Impopularité et menaces

Preuve de ce marasme politique, ses « stratèges » ont renoncé à tenter d’inverser sa courbe d’impopularité, les sondages se suivent et se ressemblent : Emmanuel Macron plafonne à 21% de taux de satisfaction, selon plusieurs sondages publiés ces dernières semaines. Seul François Hollande avait fait pire avec 13 % de satisfaits en septembre 2014. La « haine » suscitée par Emmanuel Macron fait craindre le pire à ses services de sécurité, selon nos informations. Ses déplacements sur le terrain se font parfois dans le plus grand secret, comme lors de son escapade à Hirson (Aisne), le jeudi 30 janvier. Officiellement, si l’Elysée n’a pas mis les journalistes au courant de cette visite, c’est pour pour « échanger avec les Français sans intermédiaires »suscitant la colère de l’association de la presse présidentielle.

En réalité, c’est bien l’impopularité record du chef de l’Etat qui met sur les dents ses services de sécurité, qui craignent qu’il ne soit pris à partie. « Il y a un niveau de menace élevé sur la personne du président », reconnaît un gradé, qui évoque les multiples agressions déjà subies par le locataire de l’Elysée par le passé. Une gifle, des exfiltrations d’urgence (lors de sa venue au Théâtre des Bouffes du nord, à Paris, début 2020 ; ou encore lors de son déplacement au Puy-en-Velay, en Haute-Loire, fin 2018), des insultes, les mots haineux sur les réseaux sociaux, le visant lui et sa femme. Ce qui était inenvisageable avec les anciens présidents de la République devient la norme à l’ère Macron.

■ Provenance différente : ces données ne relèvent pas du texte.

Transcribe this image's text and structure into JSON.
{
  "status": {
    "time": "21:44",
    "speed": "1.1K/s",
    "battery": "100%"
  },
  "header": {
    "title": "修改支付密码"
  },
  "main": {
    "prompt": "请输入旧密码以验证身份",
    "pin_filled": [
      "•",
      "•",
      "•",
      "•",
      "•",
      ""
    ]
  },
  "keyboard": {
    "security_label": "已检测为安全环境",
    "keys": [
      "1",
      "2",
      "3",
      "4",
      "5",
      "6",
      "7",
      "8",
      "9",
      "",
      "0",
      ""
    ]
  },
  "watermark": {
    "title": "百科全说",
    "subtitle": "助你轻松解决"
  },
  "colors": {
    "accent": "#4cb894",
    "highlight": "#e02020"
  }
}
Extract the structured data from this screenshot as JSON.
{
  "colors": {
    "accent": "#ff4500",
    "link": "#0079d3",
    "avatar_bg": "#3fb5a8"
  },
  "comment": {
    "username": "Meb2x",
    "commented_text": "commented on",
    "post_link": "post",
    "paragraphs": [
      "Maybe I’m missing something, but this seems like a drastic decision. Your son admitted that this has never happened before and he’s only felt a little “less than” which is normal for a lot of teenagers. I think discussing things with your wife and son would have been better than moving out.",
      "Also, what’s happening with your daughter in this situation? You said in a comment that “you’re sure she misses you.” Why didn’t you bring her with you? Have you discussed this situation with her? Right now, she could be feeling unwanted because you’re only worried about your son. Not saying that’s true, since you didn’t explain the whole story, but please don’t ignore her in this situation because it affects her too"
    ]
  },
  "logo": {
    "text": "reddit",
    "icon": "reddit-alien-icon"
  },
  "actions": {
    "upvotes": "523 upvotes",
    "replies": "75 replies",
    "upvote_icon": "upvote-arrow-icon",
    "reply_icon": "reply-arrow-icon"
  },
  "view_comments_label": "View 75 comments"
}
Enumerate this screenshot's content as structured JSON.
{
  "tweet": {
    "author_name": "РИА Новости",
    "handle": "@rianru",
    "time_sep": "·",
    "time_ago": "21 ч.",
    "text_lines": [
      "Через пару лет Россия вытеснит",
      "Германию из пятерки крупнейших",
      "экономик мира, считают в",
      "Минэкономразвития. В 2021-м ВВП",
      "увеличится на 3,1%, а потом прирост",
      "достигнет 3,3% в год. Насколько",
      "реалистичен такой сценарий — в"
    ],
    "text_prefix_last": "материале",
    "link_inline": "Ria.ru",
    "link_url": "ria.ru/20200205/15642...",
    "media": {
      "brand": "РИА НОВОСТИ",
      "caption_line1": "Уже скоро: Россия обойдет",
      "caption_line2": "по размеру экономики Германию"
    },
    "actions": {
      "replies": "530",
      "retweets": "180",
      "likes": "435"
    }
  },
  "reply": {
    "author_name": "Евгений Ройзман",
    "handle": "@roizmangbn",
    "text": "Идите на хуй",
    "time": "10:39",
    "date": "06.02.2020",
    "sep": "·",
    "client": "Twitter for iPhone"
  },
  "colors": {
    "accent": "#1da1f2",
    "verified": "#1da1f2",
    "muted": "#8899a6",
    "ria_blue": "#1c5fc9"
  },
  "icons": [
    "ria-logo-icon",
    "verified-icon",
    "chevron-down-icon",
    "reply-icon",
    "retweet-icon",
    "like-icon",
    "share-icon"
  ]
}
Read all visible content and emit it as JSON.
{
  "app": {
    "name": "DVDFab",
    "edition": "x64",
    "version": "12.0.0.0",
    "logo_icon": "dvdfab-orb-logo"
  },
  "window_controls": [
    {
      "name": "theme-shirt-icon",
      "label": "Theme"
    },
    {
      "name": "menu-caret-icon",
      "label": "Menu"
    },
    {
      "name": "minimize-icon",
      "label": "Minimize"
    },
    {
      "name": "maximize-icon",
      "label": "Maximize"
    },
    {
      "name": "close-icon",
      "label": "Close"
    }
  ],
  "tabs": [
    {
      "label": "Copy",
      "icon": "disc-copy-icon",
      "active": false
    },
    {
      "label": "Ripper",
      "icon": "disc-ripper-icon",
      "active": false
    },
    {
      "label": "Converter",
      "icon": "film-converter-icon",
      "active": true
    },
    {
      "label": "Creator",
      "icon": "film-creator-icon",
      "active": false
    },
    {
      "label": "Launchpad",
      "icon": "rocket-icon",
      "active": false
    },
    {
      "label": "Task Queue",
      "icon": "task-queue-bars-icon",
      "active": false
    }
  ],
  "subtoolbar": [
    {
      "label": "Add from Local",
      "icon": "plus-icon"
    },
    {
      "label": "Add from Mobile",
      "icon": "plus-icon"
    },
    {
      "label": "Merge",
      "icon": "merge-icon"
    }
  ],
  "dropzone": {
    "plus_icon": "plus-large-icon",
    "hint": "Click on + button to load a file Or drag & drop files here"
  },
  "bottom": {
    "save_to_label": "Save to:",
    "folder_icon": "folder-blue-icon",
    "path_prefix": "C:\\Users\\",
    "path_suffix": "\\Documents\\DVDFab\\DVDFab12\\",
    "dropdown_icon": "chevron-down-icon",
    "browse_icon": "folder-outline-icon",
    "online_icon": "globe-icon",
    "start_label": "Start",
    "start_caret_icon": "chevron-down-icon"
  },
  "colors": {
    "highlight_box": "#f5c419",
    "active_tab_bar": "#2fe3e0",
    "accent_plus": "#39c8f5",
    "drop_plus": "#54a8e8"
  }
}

Les soutiens du président ne se bousculent pas, y compris les rescapés de son propre camp, qui ont été péniblement réélus avec le soutien du barrage républicain lors des dernières législatives, après la dissolution. « Le président ? Je ne lui parle plus, je n’ai même plus de contacts avec ses conseillers », assure un député Renaissance pourtant classé parmi les « fidèles » du chef de l’Etat et qui faisait partie de ses « antennes » sur le terrain.